Personalised treatments in fighting childhood cancer

Published on: 9 September 2019

Genomic medicine is advancing towards every day clinical practice in tackling childhood cancer, according to Newcastle University experts.

Several new initiatives taking place in the North East, and further afield, report progress in genomic medicine to deliver new therapies, reduce toxicity, enable early diagnosis and progress efforts to prevent cancer in children, teenagers and young adults.

To support the NHS’s ambitious proposal to offer whole-genome sequencing for all children with cancer in England by the end of the year, 2,600 researchers from academia including Newcastle University, the NHS and the Genomics England Clinical Interpretation Partnership (GeCIP) are analysing data from the 100,000 Genomes Project to fast-track whole-genome sequencing in clinical care.

Making whole-genome sequencing routine clinical practice has the potential to identify the best treatment for patients and is a key discussion point at the Childhood Cancer 2019 Science Conference, being held in Newcastle today and tomorrow.

Game changer

Professor Steve Clifford, Director of the Northern Institute for Cancer Research, Newcastle University, is co-charing the international science conference, hosted by leading charity Children with Cancer UK.  

He said: “We are on track to making the NHS the first health service in the world to offer whole-genome sequencing for children with cancer.

“At this year’s Children with Cancer UK’s Science Conference, experts from the UK and around the globe are presenting the latest evidence for how young cancer patients will benefit from precision medicine, and how molecular testing and DNA sequencing are being rolled out across the country as part of pioneering clinical initiatives.

“Harnessing the potential of genomic medicine will be a game changer in tackling childhood cancer, reducing the long-term adverse impacts of treatment on survivors and ensuring that each patient receives the most tailored treatment possible.”

The ground-breaking genomic medicine advancement will make the NHS the first health service in the world to offer whole-genome sequencing for children with cancer. 
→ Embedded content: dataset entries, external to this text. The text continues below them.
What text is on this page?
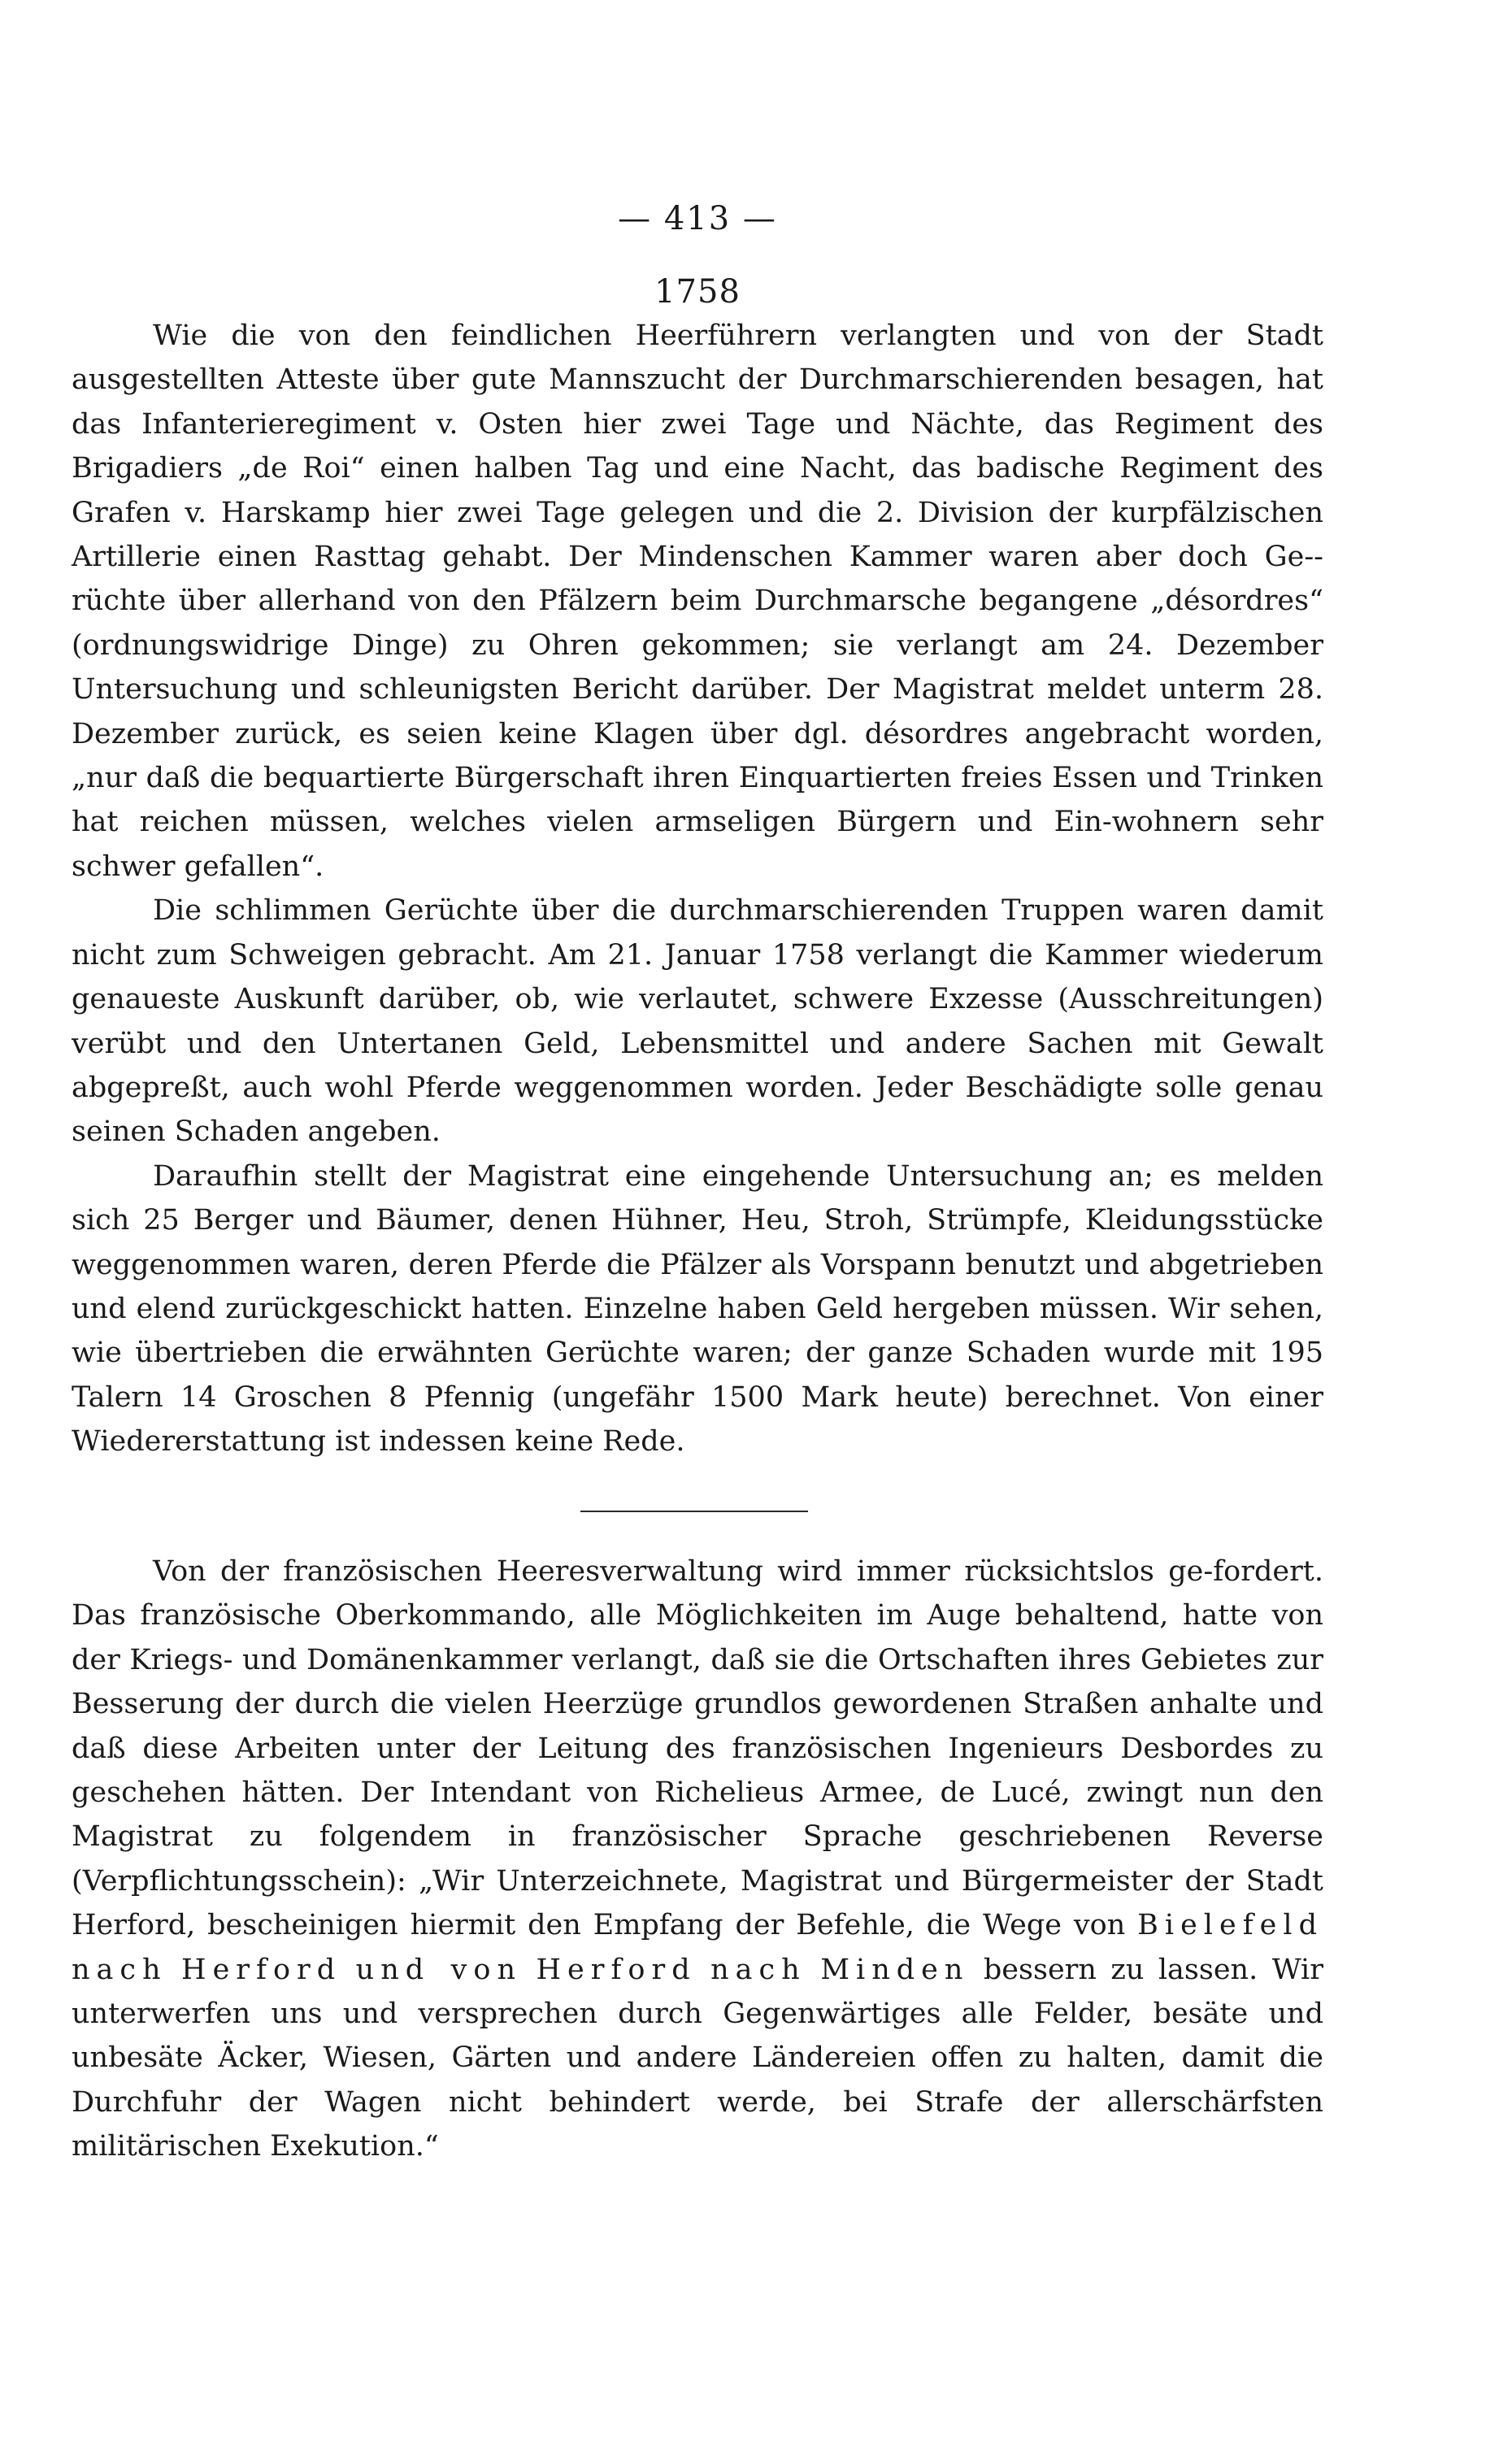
— 413 —
1758

Wie die von den feindlichen Heerführern verlangten und von der Stadt ausgestellten Atteste über gute Mannszucht der Durchmarschierenden besagen, hat das Infanterieregiment v. Osten hier zwei Tage und Nächte, das Regiment des Brigadiers „de Roi“ einen halben Tag und eine Nacht, das badische Regiment des Grafen v. Harskamp hier zwei Tage gelegen und die 2. Division der kurpfälzischen Artillerie einen Rasttag gehabt. Der Mindenschen Kammer waren aber doch Ge-rüchte über allerhand von den Pfälzern beim Durchmarsche begangene „désordres“ (ordnungswidrige Dinge) zu Ohren gekommen; sie verlangt am 24. Dezember Untersuchung und schleunigsten Bericht darüber. Der Magistrat meldet unterm 28. Dezember zurück, es seien keine Klagen über dgl. désordres angebracht worden, „nur daß die bequartierte Bürgerschaft ihren Einquartierten freies Essen und Trinken hat reichen müssen, welches vielen armseligen Bürgern und Ein-wohnern sehr schwer gefallen“.

Die schlimmen Gerüchte über die durchmarschierenden Truppen waren damit nicht zum Schweigen gebracht. Am 21. Januar 1758 verlangt die Kammer wiederum genaueste Auskunft darüber, ob, wie verlautet, schwere Exzesse (Ausschreitungen) verübt und den Untertanen Geld, Lebensmittel und andere Sachen mit Gewalt abgepreßt, auch wohl Pferde weggenommen worden. Jeder Beschädigte solle genau seinen Schaden angeben.

Daraufhin stellt der Magistrat eine eingehende Untersuchung an; es melden sich 25 Berger und Bäumer, denen Hühner, Heu, Stroh, Strümpfe, Kleidungsstücke weggenommen waren, deren Pferde die Pfälzer als Vorspann benutzt und abgetrieben und elend zurückgeschickt hatten. Einzelne haben Geld hergeben müssen. Wir sehen, wie übertrieben die erwähnten Gerüchte waren; der ganze Schaden wurde mit 195 Talern 14 Groschen 8 Pfennig (ungefähr 1500 Mark heute) berechnet. Von einer Wiedererstattung ist indessen keine Rede.

Von der französischen Heeresverwaltung wird immer rücksichtslos ge-fordert. Das französische Oberkommando, alle Möglichkeiten im Auge behaltend, hatte von der Kriegs- und Domänenkammer verlangt, daß sie die Ortschaften ihres Gebietes zur Besserung der durch die vielen Heerzüge grundlos gewordenen Straßen anhalte und daß diese Arbeiten unter der Leitung des französischen Ingenieurs Desbordes zu geschehen hätten. Der Intendant von Richelieus Armee, de Lucé, zwingt nun den Magistrat zu folgendem in französischer Sprache geschriebenen Reverse (Verpflichtungsschein): „Wir Unterzeichnete, Magistrat und Bürgermeister der Stadt Herford, bescheinigen hiermit den Empfang der Befehle, die Wege von Bielefeld nach Herford und von Herford nach Minden bessern zu lassen. Wir unterwerfen uns und versprechen durch Gegenwärtiges alle Felder, besäte und unbesäte Äcker, Wiesen, Gärten und andere Ländereien offen zu halten, damit die Durchfuhr der Wagen nicht behindert werde, bei Strafe der allerschärfsten militärischen Exekution.“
This will result in kinder, less toxic treatments with fewer side-effects that will not only save lives but also enable childhood cancer survivors to lead a better quality of life. Every day, 12 families in the UK get the news that their child has cancer – over 4,500 children and young people are diagnosed with cancer every year in the UK.

Targeted treatment

Precision medicine, promised as part of the NHS’s Long Term Plan, is also developing at pace through rapid DNA sequencing. Funded by Children with Cancer UK and Cancer Research UK, Stratified Medicine Paediatrics (SMPaeds) is conducting biopsies on patients whose tumours have either relapsed or not responded to treatment. By identifying DNA mutations which make these tumours resistant, this programme will enable doctors to personalise treatment to maximise cure and minimise side-effects.

Brain tumours are the leading cause of death in children with cancer, so three of the UK’s leading paediatric neuro-oncology centres (Newcastle University, the Institute of Cancer Research and UCL Institute of Child Health) are working together to better understand the genetic makeup of brain tumours specifically.

Funded by Children with Cancer UK, the Brain Tumour Charity and Great Ormond Street Hospital Children’s Fund, this £4 million programme will help predict the course of high-risk childhood brain tumours and develop cutting-edge, tailored therapies which will have less of a long-term impact on their health and wellbeing.

Newcastle Central MP Chi Onwurah MP and Shadow Industrial Strategy, Science and Innovation Minister will be delivering the keynote speech at the Childhood Cancer 2019 conference in Newcastle.